Konjenital spinal deformiteler beraberinde çoklu organ patolojilerini bulundurur. Hastanın yaşı, nörolojik durumu, deformite etiyolojisi, deformitenin yerleşimi, kozmetik beklentileri, deformitenin ilerleme olasılığı tedavi şeklini belirler. Fizik muayenede, nörolojik muayeneye ek olarak tum vücut görülebilecek şekilde, ayakta öne ve yana eğilme pozisyonlarında vertebra dizilimine, kalçanın duruşuna bakılmalıdır.”
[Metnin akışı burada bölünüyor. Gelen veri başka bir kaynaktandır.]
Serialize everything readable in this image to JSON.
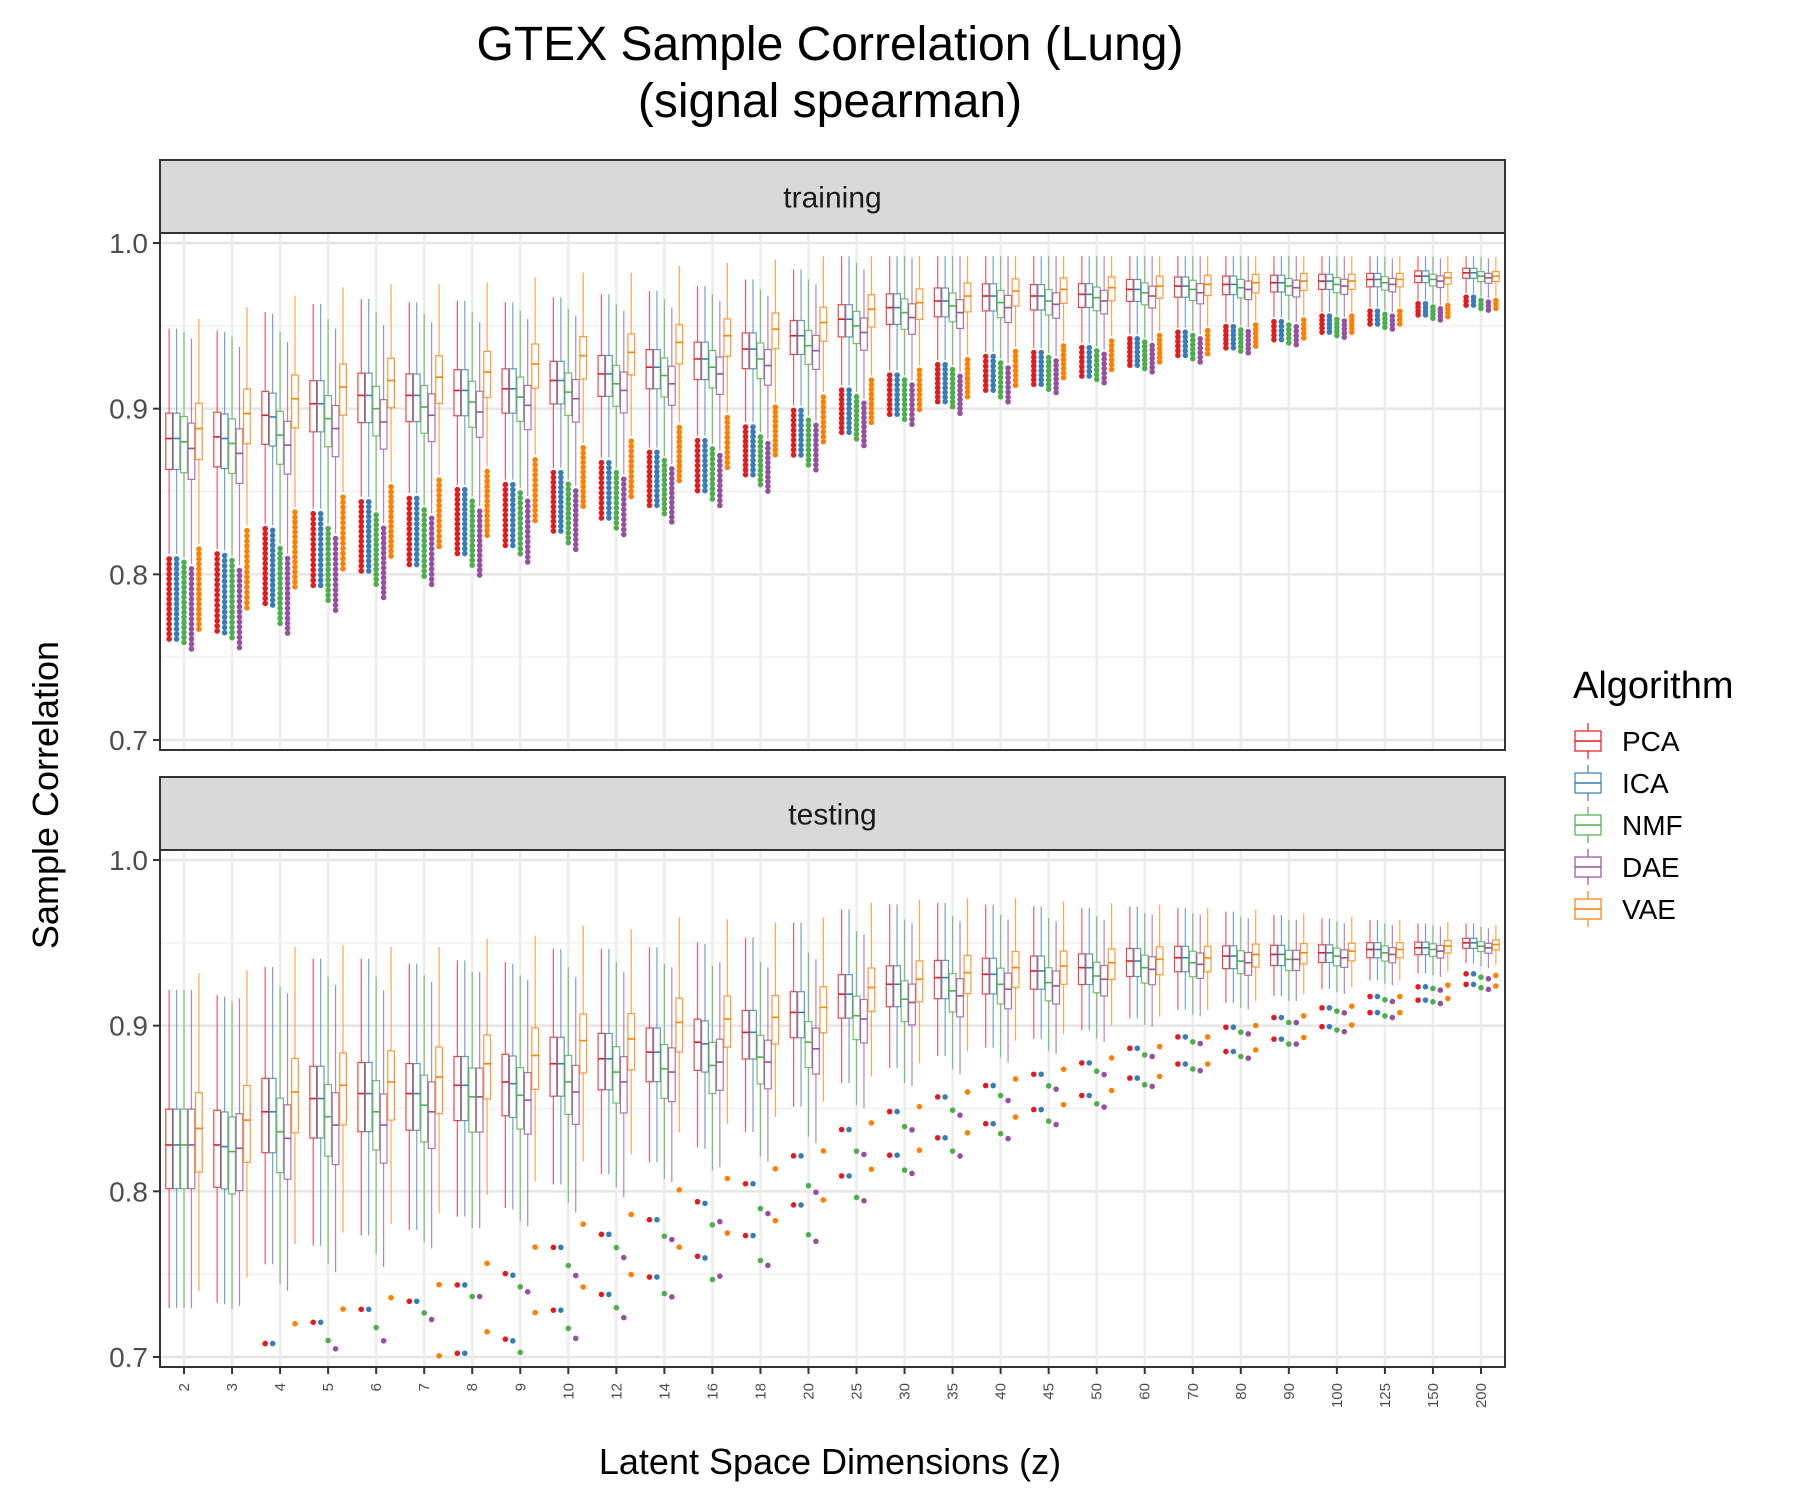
{
  "chart_data": {
    "type": "box",
    "title": "GTEX Sample Correlation (Lung)",
    "subtitle": "(signal spearman)",
    "xlabel": "Latent Space Dimensions (z)",
    "ylabel": "Sample Correlation",
    "categories": [
      "2",
      "3",
      "4",
      "5",
      "6",
      "7",
      "8",
      "9",
      "10",
      "12",
      "14",
      "16",
      "18",
      "20",
      "25",
      "30",
      "35",
      "40",
      "45",
      "50",
      "60",
      "70",
      "80",
      "90",
      "100",
      "125",
      "150",
      "200"
    ],
    "ylim": [
      0.7,
      1.0
    ],
    "yticks": [
      "0.7",
      "0.8",
      "0.9",
      "1.0"
    ],
    "legend": {
      "title": "Algorithm",
      "position": "right",
      "items": [
        {
          "name": "PCA",
          "color": "#e41a1c"
        },
        {
          "name": "ICA",
          "color": "#377eb8"
        },
        {
          "name": "NMF",
          "color": "#4daf4a"
        },
        {
          "name": "DAE",
          "color": "#984ea3"
        },
        {
          "name": "VAE",
          "color": "#ff7f00"
        }
      ]
    },
    "grid": true,
    "panels": [
      {
        "label": "training",
        "medians": {
          "PCA": [
            0.882,
            0.883,
            0.896,
            0.903,
            0.908,
            0.908,
            0.911,
            0.912,
            0.917,
            0.921,
            0.925,
            0.93,
            0.936,
            0.944,
            0.954,
            0.961,
            0.965,
            0.968,
            0.968,
            0.969,
            0.972,
            0.974,
            0.975,
            0.976,
            0.977,
            0.978,
            0.98,
            0.982
          ],
          "ICA": [
            0.882,
            0.882,
            0.895,
            0.903,
            0.908,
            0.908,
            0.911,
            0.912,
            0.917,
            0.921,
            0.925,
            0.93,
            0.936,
            0.944,
            0.954,
            0.961,
            0.965,
            0.968,
            0.968,
            0.969,
            0.972,
            0.974,
            0.975,
            0.976,
            0.977,
            0.978,
            0.98,
            0.982
          ],
          "NMF": [
            0.88,
            0.879,
            0.884,
            0.894,
            0.9,
            0.901,
            0.904,
            0.907,
            0.91,
            0.915,
            0.92,
            0.925,
            0.93,
            0.938,
            0.95,
            0.958,
            0.962,
            0.964,
            0.965,
            0.967,
            0.97,
            0.972,
            0.973,
            0.974,
            0.975,
            0.976,
            0.978,
            0.98
          ],
          "DAE": [
            0.876,
            0.873,
            0.878,
            0.888,
            0.892,
            0.896,
            0.898,
            0.902,
            0.906,
            0.911,
            0.915,
            0.921,
            0.926,
            0.935,
            0.946,
            0.955,
            0.958,
            0.961,
            0.963,
            0.965,
            0.968,
            0.97,
            0.972,
            0.973,
            0.974,
            0.975,
            0.977,
            0.979
          ],
          "VAE": [
            0.888,
            0.897,
            0.906,
            0.913,
            0.917,
            0.919,
            0.922,
            0.927,
            0.932,
            0.934,
            0.94,
            0.944,
            0.948,
            0.952,
            0.96,
            0.964,
            0.968,
            0.971,
            0.972,
            0.973,
            0.974,
            0.975,
            0.976,
            0.977,
            0.977,
            0.978,
            0.979,
            0.98
          ]
        }
      },
      {
        "label": "testing",
        "medians": {
          "PCA": [
            0.828,
            0.828,
            0.848,
            0.856,
            0.859,
            0.859,
            0.864,
            0.866,
            0.877,
            0.88,
            0.884,
            0.89,
            0.896,
            0.908,
            0.919,
            0.925,
            0.929,
            0.931,
            0.933,
            0.935,
            0.939,
            0.941,
            0.942,
            0.943,
            0.944,
            0.946,
            0.947,
            0.95
          ],
          "ICA": [
            0.828,
            0.827,
            0.848,
            0.856,
            0.859,
            0.859,
            0.864,
            0.865,
            0.877,
            0.88,
            0.884,
            0.889,
            0.896,
            0.908,
            0.919,
            0.925,
            0.929,
            0.931,
            0.933,
            0.935,
            0.939,
            0.941,
            0.942,
            0.943,
            0.944,
            0.946,
            0.947,
            0.95
          ],
          "NMF": [
            0.828,
            0.824,
            0.836,
            0.845,
            0.848,
            0.852,
            0.857,
            0.858,
            0.866,
            0.872,
            0.874,
            0.876,
            0.881,
            0.89,
            0.906,
            0.916,
            0.921,
            0.925,
            0.926,
            0.93,
            0.935,
            0.938,
            0.939,
            0.94,
            0.942,
            0.944,
            0.946,
            0.948
          ],
          "DAE": [
            0.828,
            0.826,
            0.832,
            0.84,
            0.84,
            0.848,
            0.857,
            0.855,
            0.86,
            0.866,
            0.872,
            0.878,
            0.878,
            0.886,
            0.904,
            0.914,
            0.918,
            0.922,
            0.924,
            0.928,
            0.934,
            0.937,
            0.938,
            0.94,
            0.941,
            0.943,
            0.945,
            0.947
          ],
          "VAE": [
            0.838,
            0.843,
            0.86,
            0.864,
            0.866,
            0.869,
            0.877,
            0.882,
            0.891,
            0.892,
            0.902,
            0.904,
            0.905,
            0.911,
            0.923,
            0.928,
            0.932,
            0.935,
            0.936,
            0.938,
            0.94,
            0.941,
            0.943,
            0.944,
            0.945,
            0.946,
            0.948,
            0.949
          ]
        }
      }
    ]
  }
}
SKOLYOZ PATOFİZYOLOJİSİ VE TANISI
SANKO Üniversitesi Hastanesi Ortopedi ve Travmatoloji Uzmanı Opr. Dr. Levent Bostancı, “Skolyoz Patofizyolojisi ve Tanısı” konulu sunumunda, skolyozun, omurga deformiteleri içerisinde en sık karşılaşılan, genellikle büyüme dönemlerinde tanısı konulan, erken tedavi edilmediğinde kişinin yaşamını son derece olumsuz yönde etkileyebilen ve omurganın üç boyutlu eğriliğiyle karşımıza çıkan bir rahatsızlık olduğuna vurgu yaptı.
Skolyozun omurgadaki yapısal bir bozukluktan kaynaklanabileceği gibi omurga dışı nedenlere bağlı olarak da gelişebileceğinin altını çizen Opr. Dr. Bostancı, “Yapısal olmayan skolyozlar zaman içerisinde kısmen düzelebilr. Yapısal skolyoz ise sıklıkla sebebi belli olmayan idiopatik skolyoz olarak ortaya çıkar ancak nöromusküler hastalıklar bağ dokusu bozuklukları, enfeksiyon ve neoplastik durumlar gibi rahatsızlıklar da yapısal eğriliğe yol açabilir” ifadelerine yer verdi.
SKOLYOZDA FİZYOTERAPİ VE REHABİLİTASYON YAKLAŞIMLARI
SANKO Üniversitesi Lisansüstü Eğitim Enstitüsü Fizyoterapi ve Rehabilitasyon Tezli Yüksek Lisans Programı’ndan Fizyoterapist Özge Özer, skolyoz tedavisinde cerrahi dışı yöntemlerin ortak amacının, eğriliğin ilerlemesini durdurmak, cerrahi ihtiyacını ve asimetrik görüntüyü azaltmak ve yaşam kalitesini artırmak olduğunu anımsattı.
Özer, “Skolyoza özel fizyoterapi egzersizleri olarak tanımlanan egzersizler kişinin eğriliğinin özelliklerine göre bireysel olarak uyarlanan egzersiz yöntemleridir. Tek başına bir tedavi seçeneği olabileceği gibi korse tedavisi ve cerrahi tedaviler ile birlikte de uygulanabilir” şeklinde konuştu.
Sunuculuğunu SANKO Üniversitesi SBF Fizyoterapi ve Rehabilitasyon Bölümü 4’üncü sınıf öğrencisi Dilara Bozkurt’un yaptığı sempozyuma Sağlık Bilimleri Fakültesi Dekanı Prof. Dr. Türkan Pasinlioğlu, Dekan Yardımcısı Dr. Öğr. Üyesi Deniz Mıhçıoğlu, akademisyenler ve öğrenciler katıldı.